A similar video is captioned, “ur teacher lets u pick partners but u have 2 friends in ur class who partnered up.” In this video, you’re watching yourself try to team up with a friend for a group project, but quickly realize that your friends both chose one another before you.
By acknowledging that these uncomfortable experiences exist, these POV videos lend significance to experiences that young people often have to dismiss in order to get by.
A lot of POVs focus on acting out a true-to-reality situation. For instance, TikTok user @yazdemand made a POV captioned, “#pov your my mirror after My family say that ‘you will always be a boy.’” Viewers watch the private, vulnerable moments of this teenager getting ready. There’s a tension, and you can feel her confidence and apprehension playing out simultaneously. People going through a similar situation can find community.
A Yeet into the Spectrum of POVs
Not all POVs are exposure therapy for the cruelty of being a teenager, or heartfelt experience confessionals. A pillar of the POV genre is the massive selection of videos that rely on humor and sometimes absurdity.
A great example of this is a TikTok captioned, “i’m ur dumb jock crush. you tell me you’re feeling depressed. i try to make it better.” In it, user @idrinkvapejuice acts out the crush’s reply to her admission of depression.

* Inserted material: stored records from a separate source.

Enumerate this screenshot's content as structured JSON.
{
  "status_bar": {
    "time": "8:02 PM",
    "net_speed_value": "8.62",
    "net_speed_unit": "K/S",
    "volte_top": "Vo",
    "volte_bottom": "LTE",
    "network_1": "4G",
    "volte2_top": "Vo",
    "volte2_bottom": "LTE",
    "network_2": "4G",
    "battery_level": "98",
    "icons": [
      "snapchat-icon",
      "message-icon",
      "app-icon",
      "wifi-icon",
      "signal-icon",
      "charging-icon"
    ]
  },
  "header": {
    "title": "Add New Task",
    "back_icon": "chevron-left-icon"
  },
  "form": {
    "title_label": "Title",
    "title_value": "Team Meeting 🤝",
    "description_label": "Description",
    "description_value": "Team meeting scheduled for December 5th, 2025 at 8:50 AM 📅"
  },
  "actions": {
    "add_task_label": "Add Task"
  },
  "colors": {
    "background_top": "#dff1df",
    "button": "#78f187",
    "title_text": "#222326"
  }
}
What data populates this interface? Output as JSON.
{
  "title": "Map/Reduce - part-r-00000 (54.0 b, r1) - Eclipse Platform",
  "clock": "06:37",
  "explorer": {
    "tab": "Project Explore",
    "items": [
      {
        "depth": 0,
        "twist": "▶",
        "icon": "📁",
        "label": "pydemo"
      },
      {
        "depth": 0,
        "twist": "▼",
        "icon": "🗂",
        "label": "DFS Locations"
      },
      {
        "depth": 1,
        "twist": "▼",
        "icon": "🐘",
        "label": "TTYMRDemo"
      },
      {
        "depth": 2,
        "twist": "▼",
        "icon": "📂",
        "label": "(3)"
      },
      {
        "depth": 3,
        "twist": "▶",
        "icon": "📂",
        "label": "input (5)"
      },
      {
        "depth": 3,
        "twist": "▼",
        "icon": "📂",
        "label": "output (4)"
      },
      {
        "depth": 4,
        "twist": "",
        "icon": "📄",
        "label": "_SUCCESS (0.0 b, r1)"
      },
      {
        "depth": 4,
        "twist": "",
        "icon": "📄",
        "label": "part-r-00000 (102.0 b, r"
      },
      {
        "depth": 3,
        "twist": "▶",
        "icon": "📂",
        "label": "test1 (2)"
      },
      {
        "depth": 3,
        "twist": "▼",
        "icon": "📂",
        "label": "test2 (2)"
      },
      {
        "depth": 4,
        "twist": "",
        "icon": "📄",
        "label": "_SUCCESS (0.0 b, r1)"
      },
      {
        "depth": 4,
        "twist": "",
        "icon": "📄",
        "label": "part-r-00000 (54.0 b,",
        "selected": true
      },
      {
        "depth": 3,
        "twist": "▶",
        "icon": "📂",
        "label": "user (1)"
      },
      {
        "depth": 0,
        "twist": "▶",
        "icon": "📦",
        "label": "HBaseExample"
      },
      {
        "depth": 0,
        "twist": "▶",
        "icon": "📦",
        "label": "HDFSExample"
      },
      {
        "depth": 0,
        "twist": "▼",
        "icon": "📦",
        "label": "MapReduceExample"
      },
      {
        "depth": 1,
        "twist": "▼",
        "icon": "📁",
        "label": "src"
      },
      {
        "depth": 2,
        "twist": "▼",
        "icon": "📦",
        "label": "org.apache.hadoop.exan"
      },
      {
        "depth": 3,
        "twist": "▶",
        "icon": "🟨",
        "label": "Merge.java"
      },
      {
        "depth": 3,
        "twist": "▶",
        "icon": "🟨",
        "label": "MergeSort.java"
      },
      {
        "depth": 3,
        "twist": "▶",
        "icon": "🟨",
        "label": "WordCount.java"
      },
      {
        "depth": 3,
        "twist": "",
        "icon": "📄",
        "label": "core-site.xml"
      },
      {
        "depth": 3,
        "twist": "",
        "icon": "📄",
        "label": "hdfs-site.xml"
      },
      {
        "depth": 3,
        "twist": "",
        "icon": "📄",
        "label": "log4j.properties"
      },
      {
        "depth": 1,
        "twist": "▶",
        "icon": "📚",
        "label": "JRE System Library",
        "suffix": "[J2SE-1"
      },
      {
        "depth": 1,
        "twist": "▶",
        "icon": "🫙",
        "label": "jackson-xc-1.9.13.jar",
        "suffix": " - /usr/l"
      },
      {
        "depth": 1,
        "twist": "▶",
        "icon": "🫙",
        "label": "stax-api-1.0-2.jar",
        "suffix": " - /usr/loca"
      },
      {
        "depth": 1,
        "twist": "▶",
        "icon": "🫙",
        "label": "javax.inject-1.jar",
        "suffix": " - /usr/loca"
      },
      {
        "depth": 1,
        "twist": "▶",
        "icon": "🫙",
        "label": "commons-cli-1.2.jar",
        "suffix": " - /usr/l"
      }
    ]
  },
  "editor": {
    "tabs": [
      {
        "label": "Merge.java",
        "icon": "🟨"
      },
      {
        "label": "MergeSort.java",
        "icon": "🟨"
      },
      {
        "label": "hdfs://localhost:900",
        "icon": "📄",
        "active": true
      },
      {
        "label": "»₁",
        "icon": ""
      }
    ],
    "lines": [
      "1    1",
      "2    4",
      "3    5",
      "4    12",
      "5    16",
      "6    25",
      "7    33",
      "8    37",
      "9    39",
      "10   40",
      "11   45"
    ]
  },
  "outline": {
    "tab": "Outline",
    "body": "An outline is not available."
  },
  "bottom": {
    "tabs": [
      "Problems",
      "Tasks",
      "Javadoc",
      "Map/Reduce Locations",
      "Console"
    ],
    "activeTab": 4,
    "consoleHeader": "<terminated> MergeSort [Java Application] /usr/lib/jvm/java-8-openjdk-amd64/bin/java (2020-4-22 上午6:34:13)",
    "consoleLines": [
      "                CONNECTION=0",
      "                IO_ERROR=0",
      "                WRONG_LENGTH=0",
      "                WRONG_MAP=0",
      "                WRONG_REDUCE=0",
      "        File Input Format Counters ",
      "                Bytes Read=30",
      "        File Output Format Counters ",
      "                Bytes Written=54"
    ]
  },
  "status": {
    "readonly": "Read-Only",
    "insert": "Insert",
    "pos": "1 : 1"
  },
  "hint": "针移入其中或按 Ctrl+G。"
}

Other videos, like “POV: what my birth control sees when i remember i have to take it” and “POV: im checking ur head for lice (and u have it)” are pretty self explanatory. There's also videos like "Pov. our eyes meet at the Area 51 raid" (which is a poking fun at a POV formula that starts with "our eyes meet").
But the POV genre, and TikTok in general, isn’t immune to harassment and hate speech problems that plague social media. Jess Fisher, TikTok user @jess.fisher5 has a recurring TikTok series where she pretends to be the personification of each astrological sign. In her POV video, captioned “#wholesome TAURUS POV,” Fisher acts like the personification of Tauruses, who are generally defined as compassionate, loyal, and sometimes parental.
Fisher said that this POV got an unexpected response: a flood of duets—or new videos that are displayed directly alongside an original video—and comments from old men.
“Not all of them, but a lot of [the comments] were like, ‘I’m gonna rip that shirt off of you,’ and things like that,” Fisher said.
“[The video] did make me think that maybe POV just strikes a chord in people,” Fisher said. “It hits them in a different way than normal videos do."
POVs Make TikTok Feel Human
Fisher said that POVs make sense in the larger history of TikTok. TikTok, in its original form, was called musical.ly, and musical.ly was dedicated almost entirely to lip-sync videos. Fisher said that the foundation of these lip-sync videos probably lent itself to the creation of the POV genre.
“They could just be lip synching a song with intention, but it’s also like making the viewer feel like they’re being looked at, or being seen,” Fisher said. “The only difference between that type of thing and the POV genre is putting their own dialogue to it and writing it themselves. Like content creation rather than just lip synch.”
Platforms like Facebook often talk about how they want to “bring the world closer together.” But this isn’t easy for any social media platform to accomplish. Often, it seems, meaningful online experiences are built on finding communities with shared experiences.
This is what’s happened with POVs on TikTok. There’s countless different iterations of POVs: there’s humor, fiction, cosplay, fantasy, historical skits, and realistic ones, and there’s innumerable niches that have grown out of these subgroups.
This phenomenon seems to defy the odds: the TikTok For You page, in its seeming randomness, connects people with obscure mutual experiences. The result is something that feels fundamentally human.